Каждый из вас владел этим даром судьбы, и знать не знает - ЧТО выпало на его долю, что этот неведомо кем посланный дар, и ЕСТЬ его судьба. У вас козакИ оружие для силы руки вашей, у тебя Агафоша, - гетман ласково посмотрел на хмуро ссутулившегося на краю обрыва инока, - весло отцовское на добрый путь и всяк из вас свое пусть исполнит... – Ружинский замолчал, задумался – козаки замахали руками, делая знаки своему нелюдимому приятелю:
- Ну чего ты снова от стаи отбиваешься, дятел?! Иди, иди сюда придурок! - Позвал монаха Белый, но тот только покачал головой и протянул руку указывая на Днепр – влекомая быстриком между скал, к мысу приближалась лодка, а на дне её вниз лицом лежал кормчий.
- Ну, - кажется поговорили, раздосадованно махнул рукой Евстафий. – На дозорной вышке уже пропел рожок – оттуда тоже заметили. По берегу забегали, спуская на воду дуба, козаки – а пока Евстафий со скал спускался они уж и вернулись, вытащили челнок на берег поскидали шапки, извлекли и бережно положили путника на песок.
- Что там, - поморщился гетман, - живого ли принесла Непра?
- Не, где там, - казак отряхнул с колен песок, - вишь стрелу в левую бочину ему, бедолаге, всадил татарин! Добрый выстрел - аккурат в сердце попал. На Кодаке должно быть... Не мучился, однако – сразу помер
- Подстрелили его с левого берега басурманы, - покачал головой подошедший бунчужный. – Гетман кивнул – дескать ясно, что дело тёмно и прошел к лодке. – На песке уставясь в небо немигающим взглядом, ногами к воде лежал гребец - в монашеском, заскорузлом от крови, облачении.
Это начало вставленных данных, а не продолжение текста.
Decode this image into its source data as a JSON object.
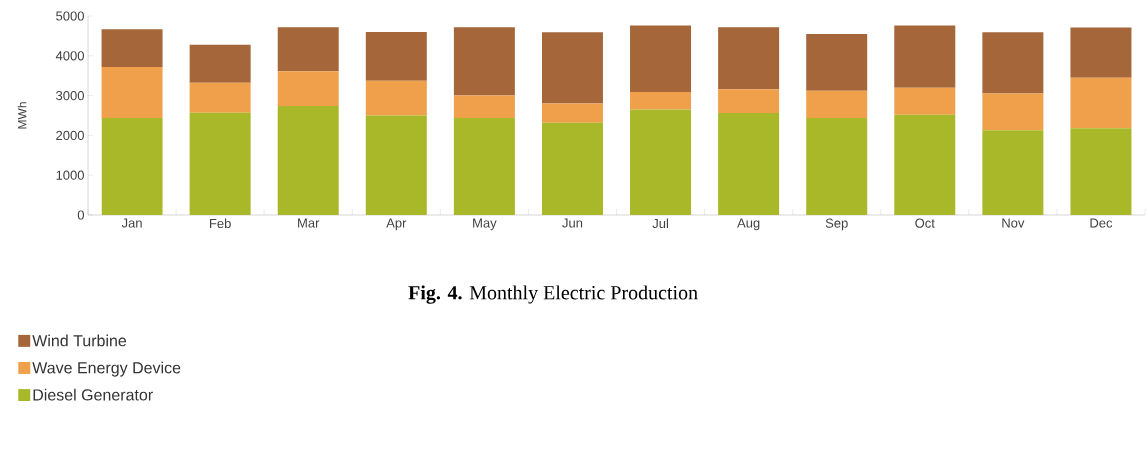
{
  "chart_data": {
    "type": "bar",
    "title": "**Fig. 4.** Monthly Electric Production",
    "ylabel": "MWh",
    "categories": [
      "Jan",
      "Feb",
      "Mar",
      "Apr",
      "May",
      "Jun",
      "Jul",
      "Aug",
      "Sep",
      "Oct",
      "Nov",
      "Dec"
    ],
    "stacked": true,
    "series": [
      {
        "name": "Diesel Generator",
        "color": "#a9b828",
        "values": [
          2440,
          2570,
          2740,
          2500,
          2440,
          2320,
          2650,
          2560,
          2440,
          2520,
          2130,
          2180
        ]
      },
      {
        "name": "Wave Energy Device",
        "color": "#f0a04b",
        "values": [
          1280,
          750,
          870,
          870,
          560,
          480,
          440,
          600,
          680,
          680,
          920,
          1270
        ]
      },
      {
        "name": "Wind Turbine",
        "color": "#a5663a",
        "values": [
          950,
          960,
          1110,
          1230,
          1720,
          1790,
          1670,
          1560,
          1430,
          1560,
          1540,
          1260
        ]
      }
    ],
    "ylim": [
      0,
      5000
    ],
    "yticks": [
      0,
      1000,
      2000,
      3000,
      4000,
      5000
    ],
    "legend": "bottom"
  }
}
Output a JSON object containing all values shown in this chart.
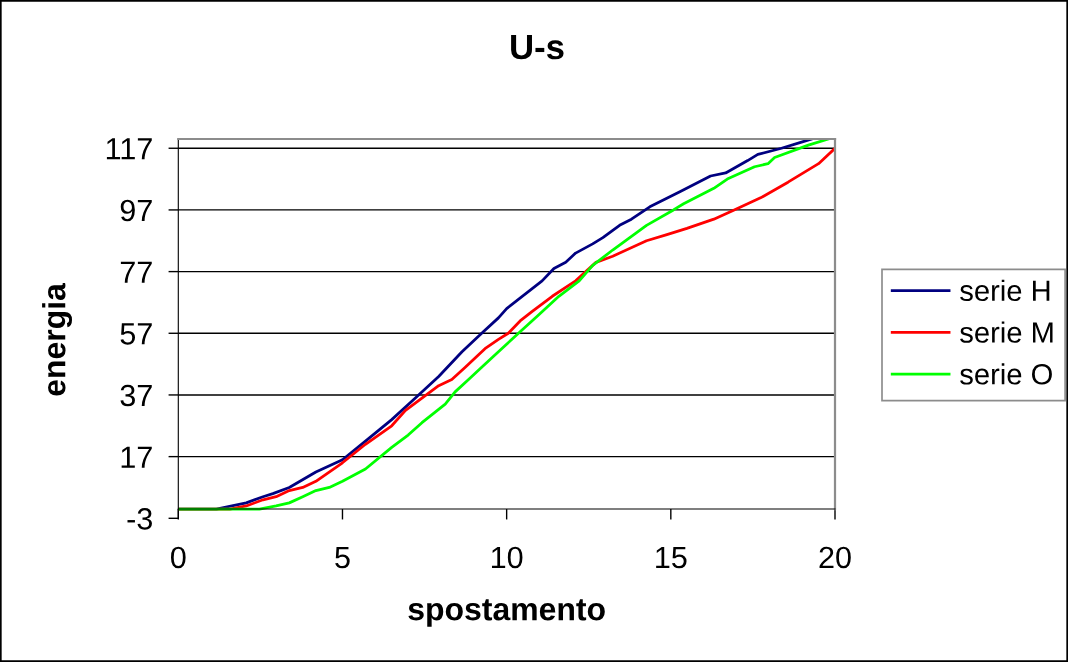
{
  "chart_data": {
    "type": "line",
    "title": "U-s",
    "xlabel": "spostamento",
    "ylabel": "energia",
    "xlim": [
      0,
      20
    ],
    "xticks": [
      0,
      5,
      10,
      15,
      20
    ],
    "ylim": [
      -3,
      120
    ],
    "yticks": [
      -3,
      17,
      37,
      57,
      77,
      97,
      117
    ],
    "grid": "y",
    "legend": "right",
    "line_style": "solid",
    "series": [
      {
        "name": "serie H",
        "color": "#000080",
        "x": [
          0,
          0.86,
          1.16,
          2.07,
          2.58,
          2.88,
          3.38,
          4.19,
          5.0,
          5.7,
          6.5,
          7.22,
          7.93,
          8.64,
          9.24,
          9.75,
          10.0,
          11.08,
          11.44,
          11.8,
          12.1,
          12.62,
          12.93,
          13.44,
          13.8,
          14.36,
          15.29,
          16.21,
          16.67,
          17.34,
          17.65,
          18.37,
          18.98,
          19.3
        ],
        "values": [
          0,
          0,
          0,
          2,
          4,
          5,
          7,
          12,
          16,
          22,
          29,
          36,
          43,
          51,
          57,
          62,
          65,
          74,
          78,
          80,
          83,
          86,
          88,
          92,
          94,
          98,
          103,
          108,
          109,
          113,
          115,
          117,
          119,
          120
        ]
      },
      {
        "name": "serie M",
        "color": "#ff0000",
        "x": [
          0,
          1.57,
          2.07,
          2.58,
          2.98,
          3.38,
          3.79,
          4.19,
          5.0,
          5.7,
          6.5,
          6.92,
          7.42,
          7.93,
          8.33,
          8.74,
          9.34,
          9.75,
          10.05,
          10.41,
          10.77,
          11.39,
          12.1,
          12.72,
          13.23,
          14.26,
          14.88,
          15.49,
          16.31,
          16.93,
          17.34,
          17.75,
          18.57,
          19.5,
          20
        ],
        "values": [
          0,
          0,
          1,
          3,
          4,
          6,
          7,
          9,
          15,
          21,
          27,
          32,
          36,
          40,
          42,
          46,
          52,
          55,
          57,
          61,
          64,
          69,
          74,
          80,
          82,
          87,
          89,
          91,
          94,
          97,
          99,
          101,
          106,
          112,
          117
        ]
      },
      {
        "name": "serie O",
        "color": "#00ff00",
        "x": [
          0,
          1.67,
          2.47,
          2.98,
          3.38,
          3.79,
          4.19,
          4.6,
          5.0,
          5.7,
          6.5,
          7.0,
          7.42,
          8.13,
          8.43,
          8.84,
          9.24,
          9.75,
          10.36,
          10.98,
          11.59,
          12.21,
          12.62,
          13.23,
          14.26,
          15.08,
          15.39,
          16.31,
          16.72,
          17.55,
          17.96,
          18.16,
          19.19,
          19.8
        ],
        "values": [
          0,
          0,
          0,
          1,
          2,
          4,
          6,
          7,
          9,
          13,
          20,
          24,
          28,
          34,
          38,
          42,
          46,
          51,
          57,
          63,
          69,
          74,
          79,
          84,
          92,
          97,
          99,
          104,
          107,
          111,
          112,
          114,
          118,
          120
        ]
      }
    ]
  }
}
- Ваш, что ли? – хмурясь толкнул локтем в бок Агафона Белый.
- Наш, самаро-пустынский от... - брат Никодим. Мы с ним, было дело, как-то и в одной келье проживали, – вздохнул инок. - Вот перстень у него, как и у меня патриарший – Тихон дал в дорогу. – Светит камушек красным, да толку – отбегался Дима, отгребся...
- Ага, был брат, а стал чорту сват, - сплюнул Самийло.
- Не кощунствуй, - покачал головой Агафон, - его преподобный послал, и перстень дал как и мне. Видно чего там у них в пУстыне стряслося – может в дубке есть чего.
- Ага, - таранка там ваша монастырская протухлая, подначил инока Белый, - на самом деле ревновал, что сам не предложил посмотреть.
- Стряслося там у них чего -то, - убежденно повторил Агафон.
- В пУстыне что-то стряслось... стряслось... - без выражения, погруженный в свои думы эхом отозвался гетман и зашагал к лодке. Склонившись над челноком, он сразу увидел, то что - там было: на сидении гребца волнистыми каракулями кровью было написано – ИГГДРАСИЛЬ.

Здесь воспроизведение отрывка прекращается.